Left view shows the vacant building after I removed a few sculptures, right view shows the building after someone concrete blocked all the windows near the fire escape balconies!
Of course by then it was too late, the building had already been vandalised by others inside and then 17 year old me came along and finished the outside.

Three limestone keystones from 299 E. 3rd St., color photo of one and a black and white photo of all three together showing the subtle differences between each from the hand carving.
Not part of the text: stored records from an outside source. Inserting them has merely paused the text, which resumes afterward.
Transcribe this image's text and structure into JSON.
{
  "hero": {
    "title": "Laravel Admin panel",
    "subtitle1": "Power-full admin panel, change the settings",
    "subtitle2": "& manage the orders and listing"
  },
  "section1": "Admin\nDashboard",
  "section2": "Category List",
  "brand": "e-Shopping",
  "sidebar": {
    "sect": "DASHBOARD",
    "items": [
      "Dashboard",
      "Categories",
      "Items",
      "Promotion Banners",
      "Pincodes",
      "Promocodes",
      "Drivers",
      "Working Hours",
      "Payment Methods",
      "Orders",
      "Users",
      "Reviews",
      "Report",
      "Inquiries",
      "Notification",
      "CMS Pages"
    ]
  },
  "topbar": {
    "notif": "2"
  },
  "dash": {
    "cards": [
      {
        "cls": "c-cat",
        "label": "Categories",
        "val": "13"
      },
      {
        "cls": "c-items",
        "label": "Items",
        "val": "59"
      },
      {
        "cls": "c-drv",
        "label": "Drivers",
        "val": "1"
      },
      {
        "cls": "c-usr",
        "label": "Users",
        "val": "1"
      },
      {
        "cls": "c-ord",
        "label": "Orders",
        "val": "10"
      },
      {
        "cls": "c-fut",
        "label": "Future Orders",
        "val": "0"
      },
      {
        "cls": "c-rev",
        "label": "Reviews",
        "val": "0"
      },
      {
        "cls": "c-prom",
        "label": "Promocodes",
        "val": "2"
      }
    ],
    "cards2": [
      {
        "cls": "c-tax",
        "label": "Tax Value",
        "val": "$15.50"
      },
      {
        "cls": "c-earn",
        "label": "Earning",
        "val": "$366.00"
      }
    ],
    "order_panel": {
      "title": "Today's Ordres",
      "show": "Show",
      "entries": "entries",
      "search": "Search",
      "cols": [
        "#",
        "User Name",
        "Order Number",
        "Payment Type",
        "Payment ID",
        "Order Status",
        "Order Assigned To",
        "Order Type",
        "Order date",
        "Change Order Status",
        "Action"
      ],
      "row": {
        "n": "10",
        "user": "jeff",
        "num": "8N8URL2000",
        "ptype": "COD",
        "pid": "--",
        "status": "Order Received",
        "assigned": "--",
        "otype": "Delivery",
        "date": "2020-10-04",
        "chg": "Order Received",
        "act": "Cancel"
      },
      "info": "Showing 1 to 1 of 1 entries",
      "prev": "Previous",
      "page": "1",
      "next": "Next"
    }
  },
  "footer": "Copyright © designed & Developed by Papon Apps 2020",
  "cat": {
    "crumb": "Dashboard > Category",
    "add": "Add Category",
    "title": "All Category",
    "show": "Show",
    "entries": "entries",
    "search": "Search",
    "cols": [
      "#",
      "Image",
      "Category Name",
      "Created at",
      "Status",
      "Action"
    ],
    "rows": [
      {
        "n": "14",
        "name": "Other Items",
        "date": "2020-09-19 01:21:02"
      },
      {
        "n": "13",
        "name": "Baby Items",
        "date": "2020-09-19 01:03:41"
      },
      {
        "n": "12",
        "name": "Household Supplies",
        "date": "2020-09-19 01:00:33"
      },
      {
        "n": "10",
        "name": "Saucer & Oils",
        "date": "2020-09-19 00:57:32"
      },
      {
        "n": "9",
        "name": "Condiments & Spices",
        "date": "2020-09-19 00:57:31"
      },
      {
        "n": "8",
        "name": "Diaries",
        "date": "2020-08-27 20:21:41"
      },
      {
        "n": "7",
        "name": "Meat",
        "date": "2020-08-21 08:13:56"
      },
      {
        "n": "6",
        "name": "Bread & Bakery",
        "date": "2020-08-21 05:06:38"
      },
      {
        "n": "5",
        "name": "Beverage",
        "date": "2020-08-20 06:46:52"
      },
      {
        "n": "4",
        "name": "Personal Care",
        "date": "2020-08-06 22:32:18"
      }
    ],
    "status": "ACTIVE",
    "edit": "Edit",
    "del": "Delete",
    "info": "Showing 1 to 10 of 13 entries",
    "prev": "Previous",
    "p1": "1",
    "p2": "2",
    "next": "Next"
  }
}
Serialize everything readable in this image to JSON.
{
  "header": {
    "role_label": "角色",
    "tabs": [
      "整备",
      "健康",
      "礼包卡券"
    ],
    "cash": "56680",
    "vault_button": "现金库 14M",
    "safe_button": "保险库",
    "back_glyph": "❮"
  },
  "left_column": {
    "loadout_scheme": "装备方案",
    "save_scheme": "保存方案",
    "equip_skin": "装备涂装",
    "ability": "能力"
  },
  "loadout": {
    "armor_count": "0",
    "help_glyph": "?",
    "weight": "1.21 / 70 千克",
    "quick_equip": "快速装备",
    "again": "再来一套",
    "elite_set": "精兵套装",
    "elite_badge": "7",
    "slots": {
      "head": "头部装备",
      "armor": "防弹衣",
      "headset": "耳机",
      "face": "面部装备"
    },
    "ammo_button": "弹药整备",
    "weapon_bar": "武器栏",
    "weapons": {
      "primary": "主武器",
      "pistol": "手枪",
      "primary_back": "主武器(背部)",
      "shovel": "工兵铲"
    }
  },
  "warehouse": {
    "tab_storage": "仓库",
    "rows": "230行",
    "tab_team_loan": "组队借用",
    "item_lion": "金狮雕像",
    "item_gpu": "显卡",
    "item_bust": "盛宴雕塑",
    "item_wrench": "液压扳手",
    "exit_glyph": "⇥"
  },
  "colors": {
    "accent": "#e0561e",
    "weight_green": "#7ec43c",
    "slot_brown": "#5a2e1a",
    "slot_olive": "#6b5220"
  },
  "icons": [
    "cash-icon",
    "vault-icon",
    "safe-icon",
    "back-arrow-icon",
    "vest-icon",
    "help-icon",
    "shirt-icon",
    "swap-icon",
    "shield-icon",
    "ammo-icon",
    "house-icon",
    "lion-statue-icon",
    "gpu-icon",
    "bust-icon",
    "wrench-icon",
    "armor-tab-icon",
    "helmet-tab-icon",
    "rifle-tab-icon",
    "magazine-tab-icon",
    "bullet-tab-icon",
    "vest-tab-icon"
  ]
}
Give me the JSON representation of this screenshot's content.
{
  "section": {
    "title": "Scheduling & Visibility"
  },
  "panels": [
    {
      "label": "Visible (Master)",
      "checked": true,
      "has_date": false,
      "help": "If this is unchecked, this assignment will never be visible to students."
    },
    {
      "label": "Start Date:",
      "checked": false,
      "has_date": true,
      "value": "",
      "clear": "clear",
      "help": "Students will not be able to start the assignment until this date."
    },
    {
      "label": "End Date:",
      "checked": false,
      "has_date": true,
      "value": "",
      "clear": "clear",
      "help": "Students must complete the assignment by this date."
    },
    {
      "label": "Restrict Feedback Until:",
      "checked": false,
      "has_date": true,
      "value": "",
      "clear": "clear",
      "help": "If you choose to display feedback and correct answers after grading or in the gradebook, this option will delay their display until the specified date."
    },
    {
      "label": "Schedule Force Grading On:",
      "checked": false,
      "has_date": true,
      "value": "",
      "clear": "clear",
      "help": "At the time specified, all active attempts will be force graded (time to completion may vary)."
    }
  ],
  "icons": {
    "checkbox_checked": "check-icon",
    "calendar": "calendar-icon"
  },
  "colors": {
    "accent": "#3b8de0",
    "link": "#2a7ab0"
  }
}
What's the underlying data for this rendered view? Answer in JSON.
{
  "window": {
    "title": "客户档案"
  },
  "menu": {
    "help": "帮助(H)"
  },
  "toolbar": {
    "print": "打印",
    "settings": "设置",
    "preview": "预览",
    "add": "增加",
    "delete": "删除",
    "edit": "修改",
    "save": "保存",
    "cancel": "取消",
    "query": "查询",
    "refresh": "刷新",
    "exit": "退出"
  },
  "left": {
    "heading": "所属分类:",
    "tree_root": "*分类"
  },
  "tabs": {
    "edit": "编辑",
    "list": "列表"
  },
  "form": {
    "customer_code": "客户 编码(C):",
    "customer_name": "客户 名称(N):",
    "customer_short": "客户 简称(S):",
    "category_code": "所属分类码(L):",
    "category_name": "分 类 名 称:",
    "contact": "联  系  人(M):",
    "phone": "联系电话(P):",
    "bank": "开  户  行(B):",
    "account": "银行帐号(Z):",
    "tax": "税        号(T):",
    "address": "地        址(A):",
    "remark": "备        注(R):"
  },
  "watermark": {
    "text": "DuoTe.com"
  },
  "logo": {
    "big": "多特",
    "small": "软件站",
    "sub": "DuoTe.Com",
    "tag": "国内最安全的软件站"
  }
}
The reader may like to compare this with another building on E 9th st., also erected in 1898 and may have been designed by the same architect (George Pelham.) The brick design of alternating patterns of 7 courses of regular brick, and 2 courses of chipped textured face brick, the corbelled brick design on the upper floors, one floor of arch top windows and so forth are very similar.

Plate 36b 717 East 9th Street

Here is a photo of 299 E 3rd st taken by the NYC tax department between 1939 and 1941.
The interesting and unexpected thing was, when I received the photo in the mail and looked it over, there was a Synagogue to the left of the building (West) which I did not know existed. The Synagogue appears to be abandoned or vacant in the photo since it looks like some of the window panes are missing and broken in the central round window and the arch top window on the left, top floor. The photos I took of 299 in 1977 shows a similar height replacement building was erected.

According to a subscriber on a Preservation list, he included the following information;

Oscar Israelowitz Synagogues of NYC (2000) indicates three synagogues had existed in this location:

Anshei Dushikower Galicia, 291 E 3rd St
Chevra B'nai Israel, 293 E 3rd St
Chevrah Bachurim Anshei Ungarn, 297 E 3rd St

His synagogue necrology does not give dates. The Federal Writers Project records which indicated that the first two congregations were defunct in 1939.

The ground floor of 299 and of 301-303 to the right of it was altered later. Some changes included removal of 299's cast-iron newel posts,railings, steps, and paving over the light shaft to the basement. 301 and it's mirror sister 303 suffered a worse alteration; the columned porticos of 301 and 303 with their cornices and two small store-front windows on either side of them were totally torn out and replaced with brick. I don't remember the ground floor in 1977 enough to say if they combined the two small stores in each into one big one or if both ground floors were just bricked up and a modern entrance door put in.

It certainly is interesting to go back in time to see how the block looked when 299 was about 40 years old

The photo is courtesy of, copyrighted, and is being used here with permission of Kenneth Cobb, Director of the NYC Municipal Archives which owns all rights to the photo;

http://www.ci.nyc.ny.us/html/doris/

The actual link to the tax photos information and order form is;

http://www.ci.nyc.ny.us/html/doris/html/index.html#TaxPhotos

What a great resource, they photographed every building in the city!

I am making a model of the facade of this building in 1/12 scale either as a room box or a model which can be furnished with typical 1/12 scale dollhouse furniture.
The model has individual bricks, real wood windows and sculptured keystones etc.

A couple of close up photos of it's early development appear here; Facade

Parts Bricks, cornice bracket and window frame strips.

Last summer (2004) brickwork progressing, cornice almost done.